A elevada abstenção refletiu um misto de desinteresse e falta de informação que torna a nossa democracia mais pobre. Mas a responsabilidade pela abstenção não pode ser colocada apenas à porta dos eleitores; é também dos partidos no Parlamento que têm o poder de legislar soluções para pôr fim ao flagelo da abstenção, mas preferem continuar a fingir que o assunto não passa por eles. Impõe-se tanto uma limpeza dos cadernos eleitorais como uma reforma do próprio sistema eleitoral, não havendo nenhuma força política no parlamento realmente  a manifestar interesse em contribuir para essa mudança.

O tipo de campanha realizado nas europeias provou também que muitos visionam ainda as instituições europeias, acima de tudo, como uma fonte de obtenção de fundos comunitários e não como um instrumento político capaz de mudar as vidas dos cidadãos. Recordo-me de ouvir a ex-eurodeputada Ana Gomes afirmar, num dos debates realizados durante a campanha, que a maioria dos nossos politólogos tem uma ideia datada do Parlamento Europeu e desconhece que, desde o Tratado de Lisboa, o PE tem um maior poder legislativo.

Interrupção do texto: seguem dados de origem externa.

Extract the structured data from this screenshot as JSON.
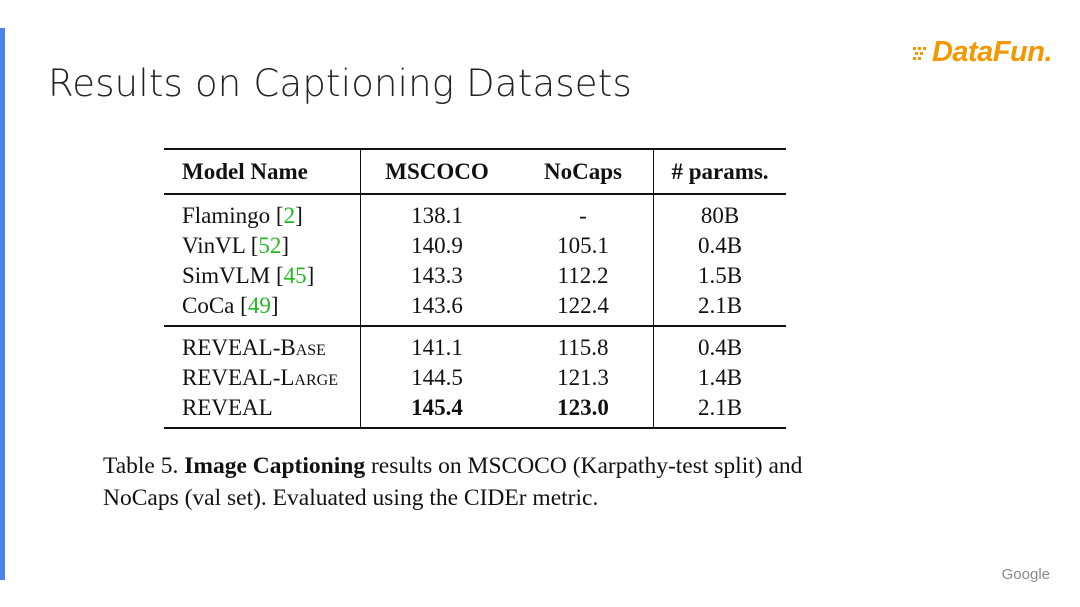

O fato de praticamente todos os partidos (à exceção de um) terem optado por discutir temas nacionais nas suas campanhas, já em preparação para a campanha legislativa, ajudou também a minar as europeias. Desta eleição emergiu um claro desaire da direita, castigada pelas suas opções populistas ou confusas, e um crescimento generalizado da esquerda que permitiu uma maior definição das suas várias tendências políticas.

Curioso notar como as formas tradicionais de fazer campanha de rua — arruadas, outdoors, mega-comícios — têm vindo a perder cada vez mais força e já não garantem necessariamente melhores resultados. Basta notar nos orçamentos altíssimos de várias campanhas e contrastar com os seus resultados obtidos, claramente inferiores às expetativas de eleição.

Já para não falar de que 21,8% dos eleitores votou em outros partidos para além das cinco principais forças políticas. É inevitável que essa percentagem continue a crescer, no sentido de pôr fim ao velho bipartidarismo que tanto tem dominado nos últimos 30 anos.

Nos próximos quatro meses, até às legislativas, veremos um ambiente politicamente tenso marcado por bluffs e campanhas mais duras, desleais, populistas e desonestas. Não sendo tão dramáticas quanto o House of Cards, as legislativas são um campeonato em que, pese embora a maior probabilidade de eleger um deputado em vários círculos, o sistema partidário, com a cumplicidade de parte da comunicação social, organiza-se de forma ainda mais agressiva para barrar a entrada de novos protagonistas. Verdade seja dita, o fenómeno do PAN veio contrariar essa tendência e o partido continua a subir sem depender de cobertura mediática e sem grande escrutínio.

Estará realmente o velho sistema a começar a dar sinais de mudança? As próximas legislativas serão decisivas para percebermos se caminhamos nesse sentido ou se os portugueses irão votar para manter tudo na mesma.